Однако отдых под крышей, более спокойный, чем обычно, вернул мне наутро больше здоровья и сил, чем за все время после рокового кораблекрушения. Среди запасов, обнаруженных мною накануне вечером, оказался изюм; он подкрепил мои силы; я покинул свой ночлег и направился в сторону города, который виднелся вдали. Насколько я мог судить, это был Форли383. Я с удовольствием прошел по его широким, поросшим травой улицам. Здесь также все было пустынно и заброшено, но мне нравилось находиться там, где прежде обитали мне подобные; нравилось проходить одну улицу за другой, смотреть на высокие дома и повторять себе, что здесь некогда жили люди, такие же как я, что не всегда я был тем несчастным, каким являлся теперь. Обширная городская площадь и окружавшая ее красивая, легкая аркада порадовали мой взор; мне нравилось думать, что, если земля будет когда-нибудь вновь заселена, памятники, оставшиеся после нас, погибших, не уронят нас в глазах новых пришельцев.

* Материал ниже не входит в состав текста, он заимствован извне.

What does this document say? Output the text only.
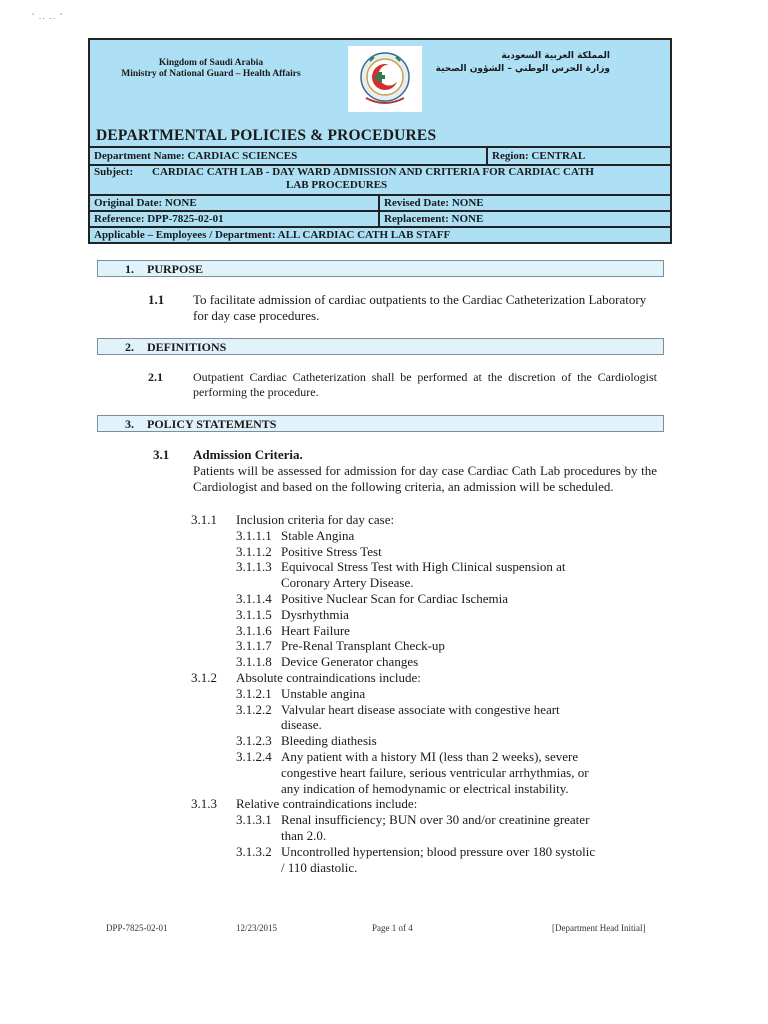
' .. .. '
Kingdom of Saudi Arabia
Ministry of National Guard – Health Affairs
المملكة العربية السعودية
وزارة الحرس الوطني – الشؤون الصحية
DEPARTMENTAL POLICIES & PROCEDURES
Department Name: CARDIAC SCIENCES	Region: CENTRAL
Subject: CARDIAC CATH LAB - DAY WARD ADMISSION AND CRITERIA FOR CARDIAC CATH
LAB PROCEDURES
Original Date: NONE	Revised Date: NONE
Reference: DPP-7825-02-01	Replacement: NONE
Applicable – Employees / Department: ALL CARDIAC CATH LAB STAFF
1. PURPOSE
1.1 To facilitate admission of cardiac outpatients to the Cardiac Catheterization Laboratory for day case procedures.
2. DEFINITIONS
2.1	Outpatient Cardiac Catheterization shall be performed at the discretion of the Cardiologist performing the procedure.
3. POLICY STATEMENTS
3.1 Admission Criteria.
Patients will be assessed for admission for day case Cardiac Cath Lab procedures by the Cardiologist and based on the following criteria, an admission will be scheduled.
3.1.1 Inclusion criteria for day case:
3.1.1.1 Stable Angina
3.1.1.2 Positive Stress Test
3.1.1.3 Equivocal Stress Test with High Clinical suspension at
Coronary Artery Disease.
3.1.1.4 Positive Nuclear Scan for Cardiac Ischemia
3.1.1.5 Dysrhythmia
3.1.1.6 Heart Failure
3.1.1.7 Pre-Renal Transplant Check-up
3.1.1.8 Device Generator changes
3.1.2 Absolute contraindications include:
3.1.2.1 Unstable angina
3.1.2.2 Valvular heart disease associate with congestive heart
disease.
3.1.2.3 Bleeding diathesis
3.1.2.4 Any patient with a history MI (less than 2 weeks), severe
congestive heart failure, serious ventricular arrhythmias, or
any indication of hemodynamic or electrical instability.
3.1.3 Relative contraindications include:
3.1.3.1 Renal insufficiency; BUN over 30 and/or creatinine greater
than 2.0.
3.1.3.2 Uncontrolled hypertension; blood pressure over 180 systolic
/ 110 diastolic.
DPP-7825-02-01	12/23/2015	Page 1 of 4	[Department Head Initial]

Я вошел в один из палаццо, открыл дверь великолепного зала и вздрогнул, вглядываясь. Что за грязный, полуголый дикарь стоял передо мной? Удивление длилось лишь один миг.

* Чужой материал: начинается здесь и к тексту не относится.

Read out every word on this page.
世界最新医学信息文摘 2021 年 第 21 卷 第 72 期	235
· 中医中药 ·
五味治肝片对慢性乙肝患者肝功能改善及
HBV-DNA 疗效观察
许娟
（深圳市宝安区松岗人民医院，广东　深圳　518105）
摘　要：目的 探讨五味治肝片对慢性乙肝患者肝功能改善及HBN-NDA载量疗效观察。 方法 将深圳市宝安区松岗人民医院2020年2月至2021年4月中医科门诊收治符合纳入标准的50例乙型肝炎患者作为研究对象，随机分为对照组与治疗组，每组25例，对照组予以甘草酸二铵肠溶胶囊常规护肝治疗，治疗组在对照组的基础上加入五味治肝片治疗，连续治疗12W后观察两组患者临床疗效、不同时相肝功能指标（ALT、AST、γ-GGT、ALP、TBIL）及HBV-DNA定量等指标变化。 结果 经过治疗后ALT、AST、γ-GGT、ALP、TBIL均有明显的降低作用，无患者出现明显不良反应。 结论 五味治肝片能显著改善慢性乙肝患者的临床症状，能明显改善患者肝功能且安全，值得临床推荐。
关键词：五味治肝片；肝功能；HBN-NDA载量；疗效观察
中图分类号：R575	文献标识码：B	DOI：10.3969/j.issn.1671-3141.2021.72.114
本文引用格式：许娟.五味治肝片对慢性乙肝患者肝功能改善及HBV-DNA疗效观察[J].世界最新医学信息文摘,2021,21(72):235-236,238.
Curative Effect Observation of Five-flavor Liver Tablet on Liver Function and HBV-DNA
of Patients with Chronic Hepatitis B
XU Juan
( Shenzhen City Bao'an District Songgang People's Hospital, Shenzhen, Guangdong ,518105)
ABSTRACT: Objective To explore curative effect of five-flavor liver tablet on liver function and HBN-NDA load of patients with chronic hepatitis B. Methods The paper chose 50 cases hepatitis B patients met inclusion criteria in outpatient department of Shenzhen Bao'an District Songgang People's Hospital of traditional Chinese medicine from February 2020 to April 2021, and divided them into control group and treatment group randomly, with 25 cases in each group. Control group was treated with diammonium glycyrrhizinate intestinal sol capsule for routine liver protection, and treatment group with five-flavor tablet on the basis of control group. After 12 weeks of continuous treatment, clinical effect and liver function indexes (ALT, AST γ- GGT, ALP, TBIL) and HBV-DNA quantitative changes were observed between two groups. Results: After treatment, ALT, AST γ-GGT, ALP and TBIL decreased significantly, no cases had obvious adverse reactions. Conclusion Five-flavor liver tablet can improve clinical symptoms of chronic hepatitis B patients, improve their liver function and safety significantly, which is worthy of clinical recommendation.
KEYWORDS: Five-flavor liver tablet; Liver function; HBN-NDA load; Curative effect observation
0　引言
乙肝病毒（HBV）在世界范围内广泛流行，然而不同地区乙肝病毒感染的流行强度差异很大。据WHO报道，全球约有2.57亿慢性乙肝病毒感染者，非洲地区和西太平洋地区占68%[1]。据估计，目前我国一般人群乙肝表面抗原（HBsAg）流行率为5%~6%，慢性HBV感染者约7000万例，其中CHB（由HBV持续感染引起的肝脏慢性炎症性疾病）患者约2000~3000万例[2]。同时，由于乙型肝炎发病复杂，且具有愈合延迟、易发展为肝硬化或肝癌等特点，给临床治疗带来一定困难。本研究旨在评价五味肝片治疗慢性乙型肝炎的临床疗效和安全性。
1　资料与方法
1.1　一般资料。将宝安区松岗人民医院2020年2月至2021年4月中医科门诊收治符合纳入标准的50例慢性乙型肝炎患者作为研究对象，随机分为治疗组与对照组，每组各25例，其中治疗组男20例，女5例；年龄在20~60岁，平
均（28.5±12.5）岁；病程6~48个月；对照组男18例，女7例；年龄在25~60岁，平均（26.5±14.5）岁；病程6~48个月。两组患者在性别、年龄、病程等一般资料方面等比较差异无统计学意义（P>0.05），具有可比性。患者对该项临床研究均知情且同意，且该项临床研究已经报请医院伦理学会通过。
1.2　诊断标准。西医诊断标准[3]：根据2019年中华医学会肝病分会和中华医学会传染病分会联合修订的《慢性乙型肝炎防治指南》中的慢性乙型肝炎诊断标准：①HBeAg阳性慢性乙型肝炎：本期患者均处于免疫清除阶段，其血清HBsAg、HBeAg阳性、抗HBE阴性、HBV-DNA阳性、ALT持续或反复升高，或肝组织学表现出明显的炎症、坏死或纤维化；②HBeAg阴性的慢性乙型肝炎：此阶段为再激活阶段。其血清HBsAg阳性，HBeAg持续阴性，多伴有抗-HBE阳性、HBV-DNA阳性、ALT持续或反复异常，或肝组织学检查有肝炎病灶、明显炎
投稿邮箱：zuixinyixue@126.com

Я понял, что вижу собственное отражение в большом зеркале на другом конце зала. Неудивительно, что возлюбленный принцессы Айдрис не узнал себя в жалком существе, которое перед ним предстало. Моя изорванная одежда была той же самой, в какой я выполз, полуживой, на берег бушевавшего моря. Длинные, спутанные волосы свисали по сторонам лица; сквозь них сверкали темные, глубоко запавшие глаза; щеки были желты (ибо пережитые лишения вызвали у меня желтуху) и наполовину скрыты отросшей за много дней бородой.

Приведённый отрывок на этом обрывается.